Fannie Gaston-Johansson, a long-time faculty member of the School of Nursing at Johns Hopkins University in Baltimore, died at her home in Baltimore on January 7. She was 84 years old.
Dr. Gaston-Johansson grew up in Hickory, North Carolina, and was valedictorian of her high school class. She earned a bachelor’s degree in nursing from nearby Winston-Salem State University. Dr. Gaston-Johansson continued her studies at the University of California, San Francisco, where she received a master’s degree in medical, surgical, and psychiatric nursing. She traveled to Sweden as an exchange student where she met her husband, Dr. Sonny Johansson and raised a family. While raising her four children and working full-time, she earned a Ph.D. in 1985 at the University of Gothenburg in Sweden.
Dr. Gaston-Johansson was a member of the University of Nebraska Medical Center faculty from 1985 to 1993 where she served as an associate professor and the director of nursing research and quality improvement. She joined the Johns Hopkins School of Nursing in 1993 as an associate professor and held the Elsie M. Lawler Endowed Chair throughout her tenure. In 1998, Professor Gaston-Johansson became the first Black woman to become a tenured professor at Johns Hopkins University. For a time, she held joint appointments at Johns Hopkins and the University of Gothenburg.
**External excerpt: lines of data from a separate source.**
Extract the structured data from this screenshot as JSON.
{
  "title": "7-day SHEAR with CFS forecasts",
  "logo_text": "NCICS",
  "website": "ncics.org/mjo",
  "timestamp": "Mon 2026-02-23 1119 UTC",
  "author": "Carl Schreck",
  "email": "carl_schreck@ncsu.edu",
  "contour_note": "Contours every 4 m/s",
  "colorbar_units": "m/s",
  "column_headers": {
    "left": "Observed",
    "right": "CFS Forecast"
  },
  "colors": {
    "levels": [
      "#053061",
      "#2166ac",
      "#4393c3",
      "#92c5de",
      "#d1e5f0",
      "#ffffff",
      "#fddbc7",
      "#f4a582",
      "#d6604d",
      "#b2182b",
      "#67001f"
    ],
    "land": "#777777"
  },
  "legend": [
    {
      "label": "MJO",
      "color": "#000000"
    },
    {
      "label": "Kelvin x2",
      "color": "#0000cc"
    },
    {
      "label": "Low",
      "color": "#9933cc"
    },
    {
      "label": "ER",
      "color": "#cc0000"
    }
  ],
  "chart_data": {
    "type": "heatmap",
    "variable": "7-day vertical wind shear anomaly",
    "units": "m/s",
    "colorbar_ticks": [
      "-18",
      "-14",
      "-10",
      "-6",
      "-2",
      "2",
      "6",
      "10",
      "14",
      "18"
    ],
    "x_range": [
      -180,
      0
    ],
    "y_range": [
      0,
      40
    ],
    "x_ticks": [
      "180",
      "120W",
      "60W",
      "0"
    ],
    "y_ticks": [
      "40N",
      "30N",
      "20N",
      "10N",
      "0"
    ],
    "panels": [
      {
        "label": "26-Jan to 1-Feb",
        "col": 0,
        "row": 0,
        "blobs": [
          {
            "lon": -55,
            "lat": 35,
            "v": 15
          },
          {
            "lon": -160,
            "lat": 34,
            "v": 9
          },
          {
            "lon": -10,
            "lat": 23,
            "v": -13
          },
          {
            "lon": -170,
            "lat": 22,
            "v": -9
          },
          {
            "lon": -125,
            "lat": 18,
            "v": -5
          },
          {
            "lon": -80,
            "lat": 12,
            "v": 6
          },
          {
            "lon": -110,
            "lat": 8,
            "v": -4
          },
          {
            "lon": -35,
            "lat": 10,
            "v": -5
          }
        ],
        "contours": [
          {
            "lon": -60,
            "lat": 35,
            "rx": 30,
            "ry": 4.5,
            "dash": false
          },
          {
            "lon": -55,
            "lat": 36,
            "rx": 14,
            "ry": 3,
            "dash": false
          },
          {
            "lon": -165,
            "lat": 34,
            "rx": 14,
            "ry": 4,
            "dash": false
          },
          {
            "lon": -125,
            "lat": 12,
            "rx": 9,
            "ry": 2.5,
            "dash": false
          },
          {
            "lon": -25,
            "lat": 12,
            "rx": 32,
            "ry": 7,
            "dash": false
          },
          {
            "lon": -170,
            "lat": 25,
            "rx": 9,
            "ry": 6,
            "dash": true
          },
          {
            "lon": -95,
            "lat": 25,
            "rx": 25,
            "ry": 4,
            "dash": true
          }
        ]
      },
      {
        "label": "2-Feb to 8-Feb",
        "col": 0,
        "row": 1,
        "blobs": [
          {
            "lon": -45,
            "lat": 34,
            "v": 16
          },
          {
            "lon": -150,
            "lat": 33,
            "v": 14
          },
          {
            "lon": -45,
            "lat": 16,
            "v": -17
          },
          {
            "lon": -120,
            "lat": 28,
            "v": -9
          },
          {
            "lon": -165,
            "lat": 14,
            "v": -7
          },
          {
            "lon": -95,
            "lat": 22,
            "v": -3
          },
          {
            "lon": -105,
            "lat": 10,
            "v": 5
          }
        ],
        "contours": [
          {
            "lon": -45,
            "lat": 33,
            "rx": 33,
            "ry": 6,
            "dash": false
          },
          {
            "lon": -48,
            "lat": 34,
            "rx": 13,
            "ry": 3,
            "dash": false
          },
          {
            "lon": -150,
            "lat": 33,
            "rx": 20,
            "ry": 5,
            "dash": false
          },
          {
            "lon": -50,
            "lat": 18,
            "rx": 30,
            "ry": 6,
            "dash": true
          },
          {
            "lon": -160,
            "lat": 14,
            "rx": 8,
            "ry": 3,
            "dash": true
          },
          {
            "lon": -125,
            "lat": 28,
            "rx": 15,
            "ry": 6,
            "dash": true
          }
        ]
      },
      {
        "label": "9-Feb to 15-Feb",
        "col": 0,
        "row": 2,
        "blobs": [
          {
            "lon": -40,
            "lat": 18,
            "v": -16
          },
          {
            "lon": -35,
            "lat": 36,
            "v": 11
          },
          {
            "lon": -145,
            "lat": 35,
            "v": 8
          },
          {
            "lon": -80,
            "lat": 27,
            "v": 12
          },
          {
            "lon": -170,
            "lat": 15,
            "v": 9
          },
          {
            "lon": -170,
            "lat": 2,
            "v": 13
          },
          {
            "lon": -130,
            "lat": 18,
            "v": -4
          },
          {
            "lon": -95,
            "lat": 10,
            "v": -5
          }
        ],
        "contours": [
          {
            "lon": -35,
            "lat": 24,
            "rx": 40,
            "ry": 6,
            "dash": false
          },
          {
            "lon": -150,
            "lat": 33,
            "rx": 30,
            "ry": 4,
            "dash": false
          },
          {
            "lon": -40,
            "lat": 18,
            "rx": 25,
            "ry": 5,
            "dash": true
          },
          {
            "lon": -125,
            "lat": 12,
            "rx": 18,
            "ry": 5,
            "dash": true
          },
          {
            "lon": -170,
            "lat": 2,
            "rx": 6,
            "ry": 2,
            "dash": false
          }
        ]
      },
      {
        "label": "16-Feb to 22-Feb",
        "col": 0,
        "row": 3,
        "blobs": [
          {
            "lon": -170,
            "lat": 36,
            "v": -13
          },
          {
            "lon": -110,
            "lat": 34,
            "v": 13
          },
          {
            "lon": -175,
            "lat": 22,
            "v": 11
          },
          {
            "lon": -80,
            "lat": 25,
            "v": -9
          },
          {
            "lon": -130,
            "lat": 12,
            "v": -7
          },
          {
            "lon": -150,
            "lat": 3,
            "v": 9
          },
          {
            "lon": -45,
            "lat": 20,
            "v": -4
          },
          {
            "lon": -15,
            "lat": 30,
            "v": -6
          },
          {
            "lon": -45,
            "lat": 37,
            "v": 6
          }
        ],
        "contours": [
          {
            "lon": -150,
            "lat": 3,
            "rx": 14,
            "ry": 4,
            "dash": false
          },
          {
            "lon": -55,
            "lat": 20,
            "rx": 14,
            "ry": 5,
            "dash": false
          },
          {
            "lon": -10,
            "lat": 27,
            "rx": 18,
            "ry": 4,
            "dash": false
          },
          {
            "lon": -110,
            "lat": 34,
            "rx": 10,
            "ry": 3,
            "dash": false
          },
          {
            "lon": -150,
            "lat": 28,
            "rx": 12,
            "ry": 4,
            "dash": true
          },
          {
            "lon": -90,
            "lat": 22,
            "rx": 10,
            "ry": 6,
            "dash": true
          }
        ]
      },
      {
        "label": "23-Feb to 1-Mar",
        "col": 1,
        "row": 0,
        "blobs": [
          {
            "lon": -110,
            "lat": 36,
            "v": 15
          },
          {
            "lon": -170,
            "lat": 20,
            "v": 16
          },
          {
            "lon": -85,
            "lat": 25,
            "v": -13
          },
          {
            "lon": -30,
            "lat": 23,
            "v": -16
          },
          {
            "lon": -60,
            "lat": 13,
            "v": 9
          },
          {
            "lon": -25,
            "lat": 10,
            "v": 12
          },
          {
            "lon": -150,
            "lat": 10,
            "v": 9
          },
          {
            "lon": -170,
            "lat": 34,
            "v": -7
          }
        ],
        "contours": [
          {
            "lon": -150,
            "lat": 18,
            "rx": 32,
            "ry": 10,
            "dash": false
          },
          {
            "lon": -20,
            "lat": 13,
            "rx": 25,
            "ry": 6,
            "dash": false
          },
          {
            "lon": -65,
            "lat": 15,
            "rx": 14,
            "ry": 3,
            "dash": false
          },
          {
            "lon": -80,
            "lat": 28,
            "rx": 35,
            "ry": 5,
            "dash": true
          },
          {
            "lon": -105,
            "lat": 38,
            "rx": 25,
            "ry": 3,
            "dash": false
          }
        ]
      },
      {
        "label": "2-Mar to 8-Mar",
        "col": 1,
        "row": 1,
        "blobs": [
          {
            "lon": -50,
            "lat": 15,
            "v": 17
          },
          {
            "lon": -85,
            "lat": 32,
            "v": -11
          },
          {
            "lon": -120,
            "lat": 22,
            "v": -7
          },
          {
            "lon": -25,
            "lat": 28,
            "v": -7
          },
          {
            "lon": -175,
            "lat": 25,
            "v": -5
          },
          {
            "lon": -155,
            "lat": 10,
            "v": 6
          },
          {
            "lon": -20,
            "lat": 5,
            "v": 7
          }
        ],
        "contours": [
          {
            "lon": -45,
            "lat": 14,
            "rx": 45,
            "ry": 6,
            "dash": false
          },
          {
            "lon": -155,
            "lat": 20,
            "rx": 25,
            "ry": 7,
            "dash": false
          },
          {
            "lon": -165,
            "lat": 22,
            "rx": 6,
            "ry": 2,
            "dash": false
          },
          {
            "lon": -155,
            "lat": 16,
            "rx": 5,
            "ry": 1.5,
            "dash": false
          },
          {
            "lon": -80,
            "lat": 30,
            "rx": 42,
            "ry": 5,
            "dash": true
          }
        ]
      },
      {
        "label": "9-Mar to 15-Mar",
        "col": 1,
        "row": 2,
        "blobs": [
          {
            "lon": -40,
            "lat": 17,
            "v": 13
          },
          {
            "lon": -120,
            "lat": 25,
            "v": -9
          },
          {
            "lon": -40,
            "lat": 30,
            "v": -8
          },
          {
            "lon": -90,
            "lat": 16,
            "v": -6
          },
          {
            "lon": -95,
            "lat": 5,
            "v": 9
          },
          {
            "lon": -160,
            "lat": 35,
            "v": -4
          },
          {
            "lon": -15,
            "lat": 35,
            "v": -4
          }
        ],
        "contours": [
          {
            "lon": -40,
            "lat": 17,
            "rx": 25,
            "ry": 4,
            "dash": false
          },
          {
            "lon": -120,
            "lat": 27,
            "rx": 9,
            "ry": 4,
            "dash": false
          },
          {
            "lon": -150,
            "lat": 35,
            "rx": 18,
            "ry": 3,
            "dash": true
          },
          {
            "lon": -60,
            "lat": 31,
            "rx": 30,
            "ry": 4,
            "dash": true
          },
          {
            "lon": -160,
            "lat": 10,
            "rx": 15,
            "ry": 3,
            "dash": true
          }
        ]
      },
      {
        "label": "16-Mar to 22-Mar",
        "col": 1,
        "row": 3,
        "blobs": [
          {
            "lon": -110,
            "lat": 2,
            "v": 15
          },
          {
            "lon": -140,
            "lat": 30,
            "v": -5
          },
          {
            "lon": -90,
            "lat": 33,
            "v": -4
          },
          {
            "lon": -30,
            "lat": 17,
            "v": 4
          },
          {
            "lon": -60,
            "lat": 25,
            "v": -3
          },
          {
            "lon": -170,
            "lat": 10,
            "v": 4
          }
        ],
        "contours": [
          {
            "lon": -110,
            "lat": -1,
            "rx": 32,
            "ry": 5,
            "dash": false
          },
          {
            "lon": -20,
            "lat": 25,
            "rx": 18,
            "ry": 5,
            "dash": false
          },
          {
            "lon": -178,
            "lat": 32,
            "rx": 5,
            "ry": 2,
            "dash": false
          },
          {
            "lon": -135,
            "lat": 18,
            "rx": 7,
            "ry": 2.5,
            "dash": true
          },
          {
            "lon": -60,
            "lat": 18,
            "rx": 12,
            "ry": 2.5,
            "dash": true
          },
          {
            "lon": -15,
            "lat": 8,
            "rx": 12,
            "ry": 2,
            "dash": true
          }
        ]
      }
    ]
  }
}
Her work and research focused on symptom and pain management, quality of life, breast cancer, cardiovascular disease, and racial and ethnic health disparities. A scientist who authored upwards of 100 scientific articles, Professor Gaston-Johansson was also an inventor, holding U.S. and international patents on the Pain-O-Meter, an assessment tool that provides a standardized way to measure pain. It has been used by hospitals in the United States and overseas.
In 2007, Gaston-Johansson was named the inaugural chair of the department of acute and chronic care at John Hopkins Nursing, as the school’s faculty was organized in academic departments for the first time. She also served as director of the school’s Center on Health Disparities Research. She was named professor emerita upon her retirement in 2014.
In May 2022, Johns Hopkins University renamed the Target Opportunity Program, the Fannie Gaston-Johansson Faculty of Excellence Program. Since 2015 this program has played a key role in increasing faculty diversity at Johns Hopkins University.